Dolny Śląsk: Będzie remont kolejnej linii kolejowej. Na razie dla pociągów towarowych, ale w przyszłości też dla pasażerskich
- To kolejna ważna inwestycja ze środków KPO na Dolnym Śląsku. Dzięki staraniom zarządu województwa rewitalizacja tej ważnej trasy zyskała finansowanie i ma szansę się rozpocząć. Termin realizacji jest ambitny - 8 miesięcy - życzę wszystkim stronom abyśmy się spotkali w przyszłym roku na odbiorze tej inwestycji - mówi marszałek Paweł Gancarz.
Linia ze Strzelina do Łagiewnik ma kluczowe znaczenie dla południowej części województwa. Łączy Strzelin - leżący na międzynarodowej trasie Wrocław - Praga z Łagiewnikami, umożliwiając bezpośredni wywóz surowców w kierunku północnym i zachodnim.
- To ważny projekt, który jednocześnie pozwoli odciążyć drogi, którymi obecnie transportowane jest kruszywo oraz stanowi ważny element rozbudowy sieci kolejowej w regionie - mówi wicemarszałek Michał Rado.
Inwestycja obejmie położenie blisko 18 km torów i przywróci temu fragmentowi sieci kolejowej funkcję trasy towarowej przystosowanej do ciężkich składów.
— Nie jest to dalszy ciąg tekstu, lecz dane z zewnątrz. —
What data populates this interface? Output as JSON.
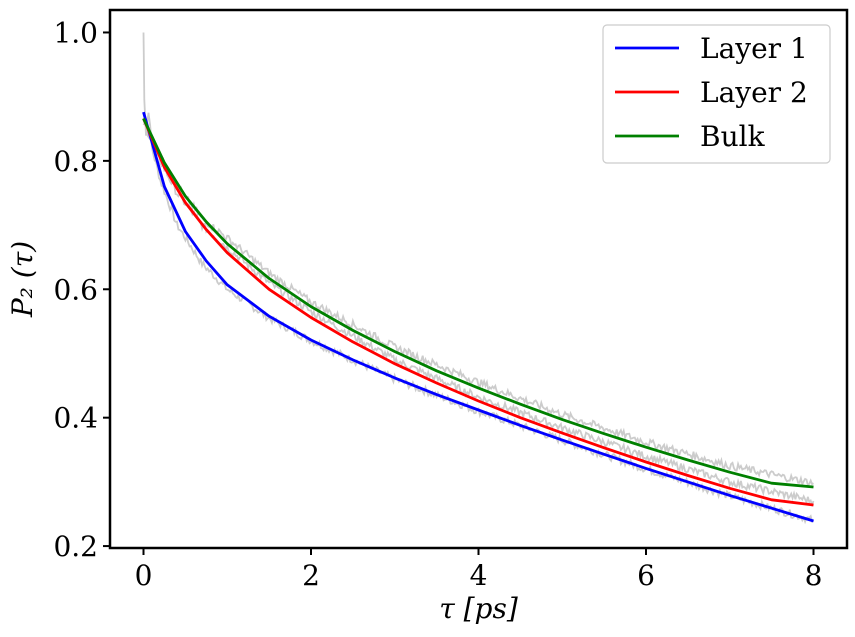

Po zakończeniu robót linia zostanie przekazana do użytku, a jej utrzymaniem zajmie się Dolnośląska Służba Dróg i Kolei. W przyszłości możliwe jest rozwinięcie infrastruktury towarzyszącej - np. bocznic i punktów ładunkowych - w zależności od potrzeb przedsiębiorców i lokalnych samorządów.
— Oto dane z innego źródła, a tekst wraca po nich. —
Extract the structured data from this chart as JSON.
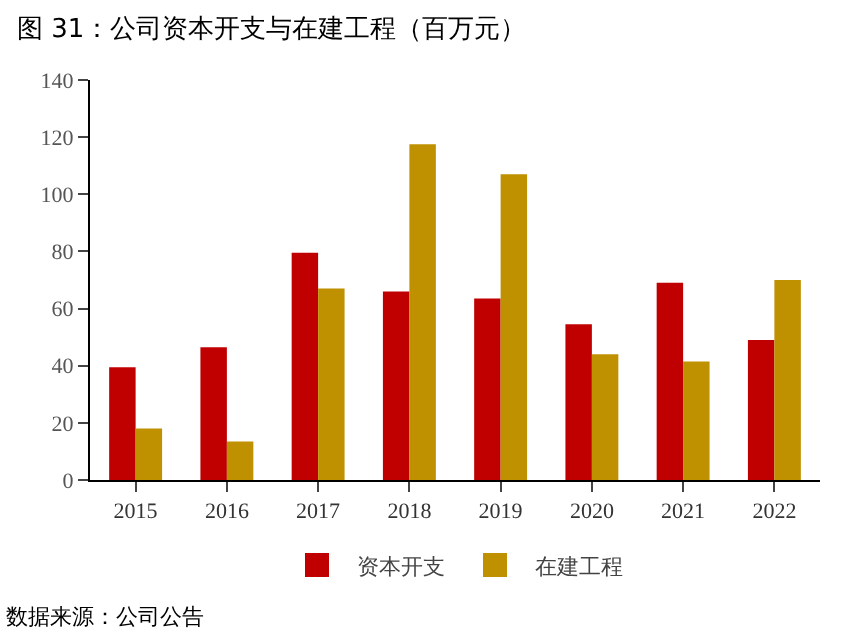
{
  "chart_data": {
    "type": "bar",
    "title": "图 31：公司资本开支与在建工程（百万元）",
    "categories": [
      "2015",
      "2016",
      "2017",
      "2018",
      "2019",
      "2020",
      "2021",
      "2022"
    ],
    "series": [
      {
        "name": "资本开支",
        "color": "#c00000",
        "values": [
          39.5,
          46.5,
          79.5,
          66,
          63.5,
          54.5,
          69,
          49
        ]
      },
      {
        "name": "在建工程",
        "color": "#bf9000",
        "values": [
          18,
          13.5,
          67,
          117.5,
          107,
          44,
          41.5,
          70
        ]
      }
    ],
    "ylim": [
      0,
      140
    ],
    "yticks": [
      0,
      20,
      40,
      60,
      80,
      100,
      120,
      140
    ],
    "grid": false,
    "legend": "bottom",
    "annotations": [
      "数据来源：公司公告"
    ]
  }
}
- Ta linia jest ważna zarówno dla samorządów, ale przede wszystkim dla firm. W pierwszej kolejności będą się nią przemieszczać transporty towarowe, ale docelowo możliwe będzie wpięcie jej w sieć połączeń pasażerskich - mówi wicemarszałek Wojciech Bochnak.
Linia kolejowa Wrocław - Strzelin - Kamieniec Ząbkowicki na odcinku ze Strzelina do Kamieńca jest jednotorowa, co znacząco ogranicza przepustowość tego korytarza. Teraz, dzięki linii ze Strzelina do Łagiewnik pociągi towarowe będą mogły ominąć ten newralgiczny punkt bardzo obciążony pociągami osobowymi, a składy towarowe i tak dojadą do Wrocławia przez Jordanów Śląski, dzięki linii nr 310, która też jest odbudowywana.
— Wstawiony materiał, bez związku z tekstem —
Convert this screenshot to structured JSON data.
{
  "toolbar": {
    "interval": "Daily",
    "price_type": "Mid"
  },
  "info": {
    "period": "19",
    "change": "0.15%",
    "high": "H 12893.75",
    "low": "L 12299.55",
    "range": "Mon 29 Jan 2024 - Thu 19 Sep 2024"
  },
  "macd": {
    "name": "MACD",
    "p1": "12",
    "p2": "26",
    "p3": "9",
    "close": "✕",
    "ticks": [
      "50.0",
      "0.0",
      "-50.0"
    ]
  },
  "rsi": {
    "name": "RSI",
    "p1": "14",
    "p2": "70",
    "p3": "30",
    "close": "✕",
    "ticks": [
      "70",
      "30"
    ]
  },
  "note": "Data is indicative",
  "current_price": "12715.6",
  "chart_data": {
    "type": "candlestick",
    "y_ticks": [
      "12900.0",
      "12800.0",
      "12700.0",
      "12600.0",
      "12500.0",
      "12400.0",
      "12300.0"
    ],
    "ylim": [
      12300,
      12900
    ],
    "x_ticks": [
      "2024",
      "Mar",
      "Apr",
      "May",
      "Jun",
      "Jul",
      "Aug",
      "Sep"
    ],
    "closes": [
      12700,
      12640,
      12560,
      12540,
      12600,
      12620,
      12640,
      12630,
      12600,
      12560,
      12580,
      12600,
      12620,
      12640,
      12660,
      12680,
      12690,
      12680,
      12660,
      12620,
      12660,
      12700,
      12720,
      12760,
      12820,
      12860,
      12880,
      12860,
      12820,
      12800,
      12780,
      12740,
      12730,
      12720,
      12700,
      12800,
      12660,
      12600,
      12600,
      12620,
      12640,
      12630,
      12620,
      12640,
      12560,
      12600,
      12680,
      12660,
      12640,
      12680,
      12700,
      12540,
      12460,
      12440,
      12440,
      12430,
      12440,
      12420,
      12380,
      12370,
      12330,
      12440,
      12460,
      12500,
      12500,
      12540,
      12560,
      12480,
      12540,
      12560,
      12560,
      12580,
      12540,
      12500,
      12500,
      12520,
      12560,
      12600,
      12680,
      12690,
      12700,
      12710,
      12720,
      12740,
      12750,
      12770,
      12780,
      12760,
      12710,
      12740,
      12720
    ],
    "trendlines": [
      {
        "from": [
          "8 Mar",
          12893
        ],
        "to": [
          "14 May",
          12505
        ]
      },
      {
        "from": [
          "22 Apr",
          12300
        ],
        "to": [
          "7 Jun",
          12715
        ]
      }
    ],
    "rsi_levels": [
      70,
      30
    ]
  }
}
- Na tę trasę mieliśmy dziewięć ofert a najkorzystniejszą złożył DOLKOM. Środki z KPO musimy rozliczyć do połowy przyszłego roku, dlatego był to dla nas absolutny priorytet. Dzięki oszczędnościom i przesunięciom środków europejskich w najbliższych trzech latach zrewitalizujemy 200 kilometrów linii kolejowych - mówi Mateusz Masłowski, dyrektor Dolnośląskiej Służby Dróg i Kolei.
Przywrócenie tej trasy zwiększy możliwości obsługi kamieniołomów i innych transportów ładunków w południowej części województwa, umożliwiając bezpośrednie skierowanie towarów na sieć kolejową zamiast na drogi lokalne. To istotne z punktu widzenia efektywności łańcucha dostaw i ochrony dróg przed nadmiernym ruchem ciężarowym
Chociaż projekt realizowany jest pod kątem ruchu towarowego, odbudowa torów i stacji przywróci tym miejscom status węzłów kolejowych (w szczególności Łagiewniki i Strzelin), co zwiększy elastyczność sieci kolejowej i stworzy warunki do ewentualnego uruchomienia połączeń pasażerskich w przyszłości.
Planowana rewitalizacja to element realizowanego programu przejmowania i przywracania nieczynnych linii kolejowych przez samorząd województwa. Od 2019 roku Dolny Śląsk uzyskał kontrolę nad ponad 20 odcinkami dawnych linii, a na wielu z nich - jak do Sobótki, Karpacza czy Chocianowa - przywrócono po latach ruch pasażerski.